I think there are ways in which this second installment is actually an improvement upon its predecessor. I think the first one tried its hand at a specific tone which it mostly got right but hadn’t refined yet. I think this film does a better job with that. True to that point, I think the jokes in this film are both often funnier and more frequent than in the first. I think this second film also does a better job utilizing most of the supporting cast, particularly Brittany Snow, franchise newcomer Hailee Steinfeld (“True Grit”) and “Pitch Perfect” scene stealer Rebel Wilson.
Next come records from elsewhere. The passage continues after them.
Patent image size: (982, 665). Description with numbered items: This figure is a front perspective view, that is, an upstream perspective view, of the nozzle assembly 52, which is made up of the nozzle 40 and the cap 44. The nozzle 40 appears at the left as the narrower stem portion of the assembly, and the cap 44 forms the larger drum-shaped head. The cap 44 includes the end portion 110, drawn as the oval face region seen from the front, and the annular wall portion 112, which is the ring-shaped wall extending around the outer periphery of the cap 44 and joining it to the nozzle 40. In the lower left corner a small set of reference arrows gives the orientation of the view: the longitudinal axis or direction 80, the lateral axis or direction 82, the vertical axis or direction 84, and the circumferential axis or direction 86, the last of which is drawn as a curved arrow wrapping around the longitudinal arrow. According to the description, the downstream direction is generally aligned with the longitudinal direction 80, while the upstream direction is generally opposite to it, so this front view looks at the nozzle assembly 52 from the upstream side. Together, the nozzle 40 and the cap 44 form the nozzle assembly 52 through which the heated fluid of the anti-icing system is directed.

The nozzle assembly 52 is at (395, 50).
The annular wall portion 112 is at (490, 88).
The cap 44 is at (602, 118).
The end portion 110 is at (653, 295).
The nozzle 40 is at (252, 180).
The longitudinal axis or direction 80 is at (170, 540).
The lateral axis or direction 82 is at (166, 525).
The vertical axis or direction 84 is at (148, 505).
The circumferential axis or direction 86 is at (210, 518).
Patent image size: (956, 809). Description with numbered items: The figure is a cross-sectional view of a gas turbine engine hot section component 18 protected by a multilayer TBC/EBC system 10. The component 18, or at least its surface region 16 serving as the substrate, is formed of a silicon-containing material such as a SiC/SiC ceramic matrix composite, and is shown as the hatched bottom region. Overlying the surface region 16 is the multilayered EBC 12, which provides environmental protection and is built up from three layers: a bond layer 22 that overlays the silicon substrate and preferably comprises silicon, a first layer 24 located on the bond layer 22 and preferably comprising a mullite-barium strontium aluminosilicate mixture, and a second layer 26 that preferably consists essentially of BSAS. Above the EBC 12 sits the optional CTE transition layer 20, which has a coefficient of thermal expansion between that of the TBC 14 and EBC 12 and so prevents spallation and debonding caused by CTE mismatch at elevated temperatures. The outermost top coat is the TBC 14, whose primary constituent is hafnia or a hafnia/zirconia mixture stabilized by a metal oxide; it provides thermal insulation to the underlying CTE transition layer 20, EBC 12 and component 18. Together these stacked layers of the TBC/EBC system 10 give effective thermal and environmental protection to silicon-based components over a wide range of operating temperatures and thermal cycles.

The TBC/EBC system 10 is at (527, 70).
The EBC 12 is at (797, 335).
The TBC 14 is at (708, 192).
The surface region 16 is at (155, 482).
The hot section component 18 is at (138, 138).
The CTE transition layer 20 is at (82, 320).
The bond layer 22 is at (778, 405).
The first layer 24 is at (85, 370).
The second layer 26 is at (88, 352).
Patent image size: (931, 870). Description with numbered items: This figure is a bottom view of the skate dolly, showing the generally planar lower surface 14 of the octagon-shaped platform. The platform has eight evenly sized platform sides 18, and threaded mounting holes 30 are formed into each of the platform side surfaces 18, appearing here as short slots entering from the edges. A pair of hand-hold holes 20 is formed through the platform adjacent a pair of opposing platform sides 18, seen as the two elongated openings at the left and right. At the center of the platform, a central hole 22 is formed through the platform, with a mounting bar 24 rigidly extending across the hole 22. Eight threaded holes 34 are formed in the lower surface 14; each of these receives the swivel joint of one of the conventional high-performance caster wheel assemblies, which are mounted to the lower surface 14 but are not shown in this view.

However, a lot of what is better about this second one is also tied directly to the ways it’s not as good as the first one. For example, while the supporting cast is given a better spotlight, star Anna Kendrick occasionally feels sidelined and missing from the action. While part of this is built into the narrative, it still feels awkward because Becca is the main character and she’s really our eyes into this world. Kendrick still gets her moments, but her arc felt much more secondary this time around. Part of this is that the film i simply trying to juggle too much narratively and as a result, certain plot points feel either half baked or like complete afterthoughts. In particular, the budding relationship between Becca and Jesse (Skylar Astin) and really his entire character is put so far down on the totem pole of this films priorities that he goes missing for most of the film.
In the end, these flaws were only a slight detraction for me and this is still a very enjoyable film.